You can edit the key, cert and namespace fields below according to your environment. 
kubectl create secret tls api-tls-secret --key tls.key --cert tls.crt -n apinizer

apiVersion: networking.k8s.io/v1
kind: Ingress
metadata:
  name: manager-ingress
  namespace: apinizer
  annotations:
    kubernetes.io/ingress.class: "nginx"
    nginx.ingress.kubernetes.io/rewrite-target: /index.html
spec:
  ingressClassName: nginx
  tls:
  - hosts:
    - api.test.com  			# You should write your own domain here
    secretName: api-tls-secret  # Secret will be used here
  rules:
  - host: api.test.com 			# You should write your own domain here
    http:
      paths:
      - path: /
        pathType: Prefix
        backend:
          service:
            name: manager
            port:
              number: 8080
You can edit the specified fields according to your application. host: demo.apinizer.com In this field, Ingress rules are defined. Host field specifies which DNS name incoming requests will be routed to. path: / In this field, it is specified which target incoming requests will be routed to according to a specific URL path. In this example, requests with / path match this rule. pathType: Prefix In this field, it is specified that the specified path is a prefix.
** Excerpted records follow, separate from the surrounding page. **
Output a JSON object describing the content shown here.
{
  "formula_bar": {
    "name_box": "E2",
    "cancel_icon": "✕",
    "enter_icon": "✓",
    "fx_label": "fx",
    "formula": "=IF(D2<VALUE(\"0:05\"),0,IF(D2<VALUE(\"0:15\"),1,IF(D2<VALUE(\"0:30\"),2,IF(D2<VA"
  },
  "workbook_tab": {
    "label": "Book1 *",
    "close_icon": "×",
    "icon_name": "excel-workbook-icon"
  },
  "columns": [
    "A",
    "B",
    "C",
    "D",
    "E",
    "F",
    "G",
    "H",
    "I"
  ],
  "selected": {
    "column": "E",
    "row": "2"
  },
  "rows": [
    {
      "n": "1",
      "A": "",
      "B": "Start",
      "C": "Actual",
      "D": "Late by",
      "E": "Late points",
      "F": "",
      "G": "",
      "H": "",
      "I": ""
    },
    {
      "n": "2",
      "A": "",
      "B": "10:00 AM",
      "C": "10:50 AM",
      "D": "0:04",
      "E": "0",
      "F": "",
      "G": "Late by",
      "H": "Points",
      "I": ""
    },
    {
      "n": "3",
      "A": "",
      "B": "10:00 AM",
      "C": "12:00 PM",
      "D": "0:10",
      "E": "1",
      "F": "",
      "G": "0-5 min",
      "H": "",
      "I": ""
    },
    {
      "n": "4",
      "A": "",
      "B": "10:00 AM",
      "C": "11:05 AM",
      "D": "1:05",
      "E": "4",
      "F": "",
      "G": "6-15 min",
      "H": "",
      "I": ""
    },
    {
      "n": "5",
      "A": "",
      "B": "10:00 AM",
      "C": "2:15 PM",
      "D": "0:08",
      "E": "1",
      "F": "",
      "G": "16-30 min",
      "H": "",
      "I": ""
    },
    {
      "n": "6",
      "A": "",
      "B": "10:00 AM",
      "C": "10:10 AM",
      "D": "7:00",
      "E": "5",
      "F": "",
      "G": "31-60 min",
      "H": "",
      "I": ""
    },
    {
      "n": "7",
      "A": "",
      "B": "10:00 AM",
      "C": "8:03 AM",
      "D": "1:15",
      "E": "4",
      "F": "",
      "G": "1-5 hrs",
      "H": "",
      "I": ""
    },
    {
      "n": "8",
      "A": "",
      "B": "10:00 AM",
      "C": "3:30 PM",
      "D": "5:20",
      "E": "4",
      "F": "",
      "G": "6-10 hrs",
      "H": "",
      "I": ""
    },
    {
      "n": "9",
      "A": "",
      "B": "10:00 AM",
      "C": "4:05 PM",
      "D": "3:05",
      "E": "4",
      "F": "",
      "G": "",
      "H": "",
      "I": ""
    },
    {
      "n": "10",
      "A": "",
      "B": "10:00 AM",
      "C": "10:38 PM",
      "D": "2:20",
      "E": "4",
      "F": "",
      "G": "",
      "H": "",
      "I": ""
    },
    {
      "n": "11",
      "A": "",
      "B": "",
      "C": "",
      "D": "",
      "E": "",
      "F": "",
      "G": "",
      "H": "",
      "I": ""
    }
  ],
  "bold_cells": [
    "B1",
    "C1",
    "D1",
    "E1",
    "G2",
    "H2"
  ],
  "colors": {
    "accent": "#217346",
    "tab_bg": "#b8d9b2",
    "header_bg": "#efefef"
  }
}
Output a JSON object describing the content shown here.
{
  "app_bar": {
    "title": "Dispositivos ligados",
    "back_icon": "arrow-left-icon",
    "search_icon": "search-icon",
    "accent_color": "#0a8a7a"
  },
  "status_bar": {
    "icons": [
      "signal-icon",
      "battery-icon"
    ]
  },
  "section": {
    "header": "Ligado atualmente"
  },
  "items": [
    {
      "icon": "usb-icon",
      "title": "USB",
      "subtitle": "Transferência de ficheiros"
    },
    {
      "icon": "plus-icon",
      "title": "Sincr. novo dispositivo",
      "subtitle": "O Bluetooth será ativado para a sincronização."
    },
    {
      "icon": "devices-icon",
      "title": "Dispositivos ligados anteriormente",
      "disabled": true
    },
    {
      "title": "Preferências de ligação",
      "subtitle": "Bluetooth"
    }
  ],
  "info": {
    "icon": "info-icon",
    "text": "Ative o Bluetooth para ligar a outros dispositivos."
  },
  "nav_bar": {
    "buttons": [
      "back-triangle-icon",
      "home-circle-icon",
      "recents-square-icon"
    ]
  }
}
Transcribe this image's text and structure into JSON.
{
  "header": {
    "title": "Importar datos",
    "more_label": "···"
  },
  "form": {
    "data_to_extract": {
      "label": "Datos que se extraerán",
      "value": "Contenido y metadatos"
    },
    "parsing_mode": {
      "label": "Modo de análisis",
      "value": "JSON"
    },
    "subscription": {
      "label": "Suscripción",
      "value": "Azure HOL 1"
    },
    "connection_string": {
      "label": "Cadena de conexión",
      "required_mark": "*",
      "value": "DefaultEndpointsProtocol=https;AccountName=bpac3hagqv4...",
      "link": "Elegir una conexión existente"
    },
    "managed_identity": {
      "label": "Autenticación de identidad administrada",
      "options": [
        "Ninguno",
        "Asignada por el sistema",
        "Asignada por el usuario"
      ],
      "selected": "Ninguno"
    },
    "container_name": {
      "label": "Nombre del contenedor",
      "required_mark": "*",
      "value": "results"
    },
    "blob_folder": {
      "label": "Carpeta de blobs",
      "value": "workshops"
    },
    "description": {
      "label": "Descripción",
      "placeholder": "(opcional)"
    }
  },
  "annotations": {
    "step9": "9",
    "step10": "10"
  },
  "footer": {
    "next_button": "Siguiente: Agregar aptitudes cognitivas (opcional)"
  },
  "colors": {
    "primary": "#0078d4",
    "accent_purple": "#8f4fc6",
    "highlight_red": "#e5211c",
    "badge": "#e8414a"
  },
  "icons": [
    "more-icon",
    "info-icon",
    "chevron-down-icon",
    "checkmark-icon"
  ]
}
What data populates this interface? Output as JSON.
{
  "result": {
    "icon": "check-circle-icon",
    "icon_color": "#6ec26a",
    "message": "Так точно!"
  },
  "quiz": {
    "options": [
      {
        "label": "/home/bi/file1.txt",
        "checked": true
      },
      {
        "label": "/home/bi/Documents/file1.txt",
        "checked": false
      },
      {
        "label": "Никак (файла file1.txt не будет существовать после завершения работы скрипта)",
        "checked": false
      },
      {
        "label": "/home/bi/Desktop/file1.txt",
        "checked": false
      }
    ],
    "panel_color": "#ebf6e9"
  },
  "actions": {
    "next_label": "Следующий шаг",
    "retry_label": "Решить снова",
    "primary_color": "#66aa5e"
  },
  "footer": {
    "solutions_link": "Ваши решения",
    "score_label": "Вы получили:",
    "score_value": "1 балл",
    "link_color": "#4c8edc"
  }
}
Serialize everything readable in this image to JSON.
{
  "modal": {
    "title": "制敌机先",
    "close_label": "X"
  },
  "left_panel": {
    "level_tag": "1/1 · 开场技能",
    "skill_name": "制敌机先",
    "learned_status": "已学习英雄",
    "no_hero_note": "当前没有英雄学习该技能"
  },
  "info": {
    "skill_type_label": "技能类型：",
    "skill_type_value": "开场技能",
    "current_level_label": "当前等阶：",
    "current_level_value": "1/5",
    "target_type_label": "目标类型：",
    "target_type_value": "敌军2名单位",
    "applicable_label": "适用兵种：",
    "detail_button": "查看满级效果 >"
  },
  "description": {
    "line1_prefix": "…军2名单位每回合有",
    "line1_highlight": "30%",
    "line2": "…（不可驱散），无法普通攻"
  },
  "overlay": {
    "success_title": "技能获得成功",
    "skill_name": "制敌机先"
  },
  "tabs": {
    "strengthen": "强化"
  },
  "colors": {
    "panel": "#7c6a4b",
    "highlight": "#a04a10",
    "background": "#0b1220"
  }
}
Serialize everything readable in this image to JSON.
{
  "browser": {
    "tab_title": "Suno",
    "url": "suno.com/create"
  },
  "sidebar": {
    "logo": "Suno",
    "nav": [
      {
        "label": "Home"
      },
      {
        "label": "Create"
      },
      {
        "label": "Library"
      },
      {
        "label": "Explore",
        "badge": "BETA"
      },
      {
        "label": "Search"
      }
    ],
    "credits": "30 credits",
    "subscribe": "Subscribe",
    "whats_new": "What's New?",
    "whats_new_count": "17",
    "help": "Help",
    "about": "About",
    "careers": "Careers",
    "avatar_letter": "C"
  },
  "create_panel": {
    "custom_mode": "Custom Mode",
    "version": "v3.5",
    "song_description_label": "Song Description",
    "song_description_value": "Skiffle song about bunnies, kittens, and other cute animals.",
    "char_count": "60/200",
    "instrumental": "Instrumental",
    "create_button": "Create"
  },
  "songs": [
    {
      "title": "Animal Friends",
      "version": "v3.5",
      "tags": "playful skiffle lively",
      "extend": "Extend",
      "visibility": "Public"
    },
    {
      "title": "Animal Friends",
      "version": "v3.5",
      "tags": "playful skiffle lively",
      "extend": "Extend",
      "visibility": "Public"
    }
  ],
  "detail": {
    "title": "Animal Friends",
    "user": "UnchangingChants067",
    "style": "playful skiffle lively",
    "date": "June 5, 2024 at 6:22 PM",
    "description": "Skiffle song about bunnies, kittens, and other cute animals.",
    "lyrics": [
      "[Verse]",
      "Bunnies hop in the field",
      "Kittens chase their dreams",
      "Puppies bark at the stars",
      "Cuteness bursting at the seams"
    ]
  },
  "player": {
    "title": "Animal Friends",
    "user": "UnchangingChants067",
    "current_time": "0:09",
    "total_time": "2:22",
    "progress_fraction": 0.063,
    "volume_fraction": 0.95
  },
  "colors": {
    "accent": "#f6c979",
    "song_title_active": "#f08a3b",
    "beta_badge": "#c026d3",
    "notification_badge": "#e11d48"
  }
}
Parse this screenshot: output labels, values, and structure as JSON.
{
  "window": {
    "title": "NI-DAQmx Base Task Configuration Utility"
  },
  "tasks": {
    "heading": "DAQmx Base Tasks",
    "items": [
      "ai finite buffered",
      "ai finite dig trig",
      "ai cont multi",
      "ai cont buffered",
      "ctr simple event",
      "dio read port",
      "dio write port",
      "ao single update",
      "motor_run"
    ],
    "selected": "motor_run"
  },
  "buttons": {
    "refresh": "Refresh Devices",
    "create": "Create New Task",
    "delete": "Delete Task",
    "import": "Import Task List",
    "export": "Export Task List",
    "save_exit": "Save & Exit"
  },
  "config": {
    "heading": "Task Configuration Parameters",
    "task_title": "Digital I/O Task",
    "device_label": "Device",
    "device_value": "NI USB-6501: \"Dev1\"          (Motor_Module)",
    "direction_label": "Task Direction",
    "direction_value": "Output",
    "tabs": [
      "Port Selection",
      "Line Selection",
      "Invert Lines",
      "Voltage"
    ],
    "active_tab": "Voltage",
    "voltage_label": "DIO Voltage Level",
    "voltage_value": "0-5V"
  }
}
That is, requests with / path match all paths starting with / prefix. backend: service: name: manager In this field, the name of the target service where requests will be routed is written. port: number: 8080 In this field, your service’s port number (8080) is specified. In this application, we will continue without using certificate. Create an ingress object using the yaml file. 
kubectl apply -f ingress.yaml
You can run the following command to check the correctness and operability of the created Ingress object. 
kubectl get ing -A
Ingress object has been created and IP information created in ingress-nginx-controller service is visible in the address field. Ingress Status Also, you should see the host address you specified in Ingress YAML file here. Important: It may be necessary to wait 1-2 minutes and check a few times for Ingress to assign an address. To see the result of this work, you can make a request to the following address: 
curl -H "Host: demo.apinizer.com" http://172.16.100.170
If you haven’t purchased a domain name from a service provider, you can make a local record on your own computer for testing purposes. How to do this operation is explained in the document below according to a server with Ubuntu operating system. First, if you want to add a DNS record on your own computer to manage your domain name, you can follow the steps below.

DNS Definition

As the first step, open the /etc/hosts file with a text editor. This file is a local DNS (Domain Name System) file where IP addresses and corresponding host names are matched. 
vi /etc/hosts
Add the external-ip address provided by the ingress-nginx-controller service coming from Nginx Controller and the DNS address you specified in Ingress YAML file to this file. 
<external-ip>   demo.apinizer.com

Result

curl command can be used in the test step or access can be provided through browser. When a request is made to demo.apinizer.com/apinizer/management/health address, the result should be as follows: Health Check Result When accessed with browser, Apinizer Management Interface screen will come. Apinizer UI Now you are using an ingress to provide access to Apinizer and the expected result was successful.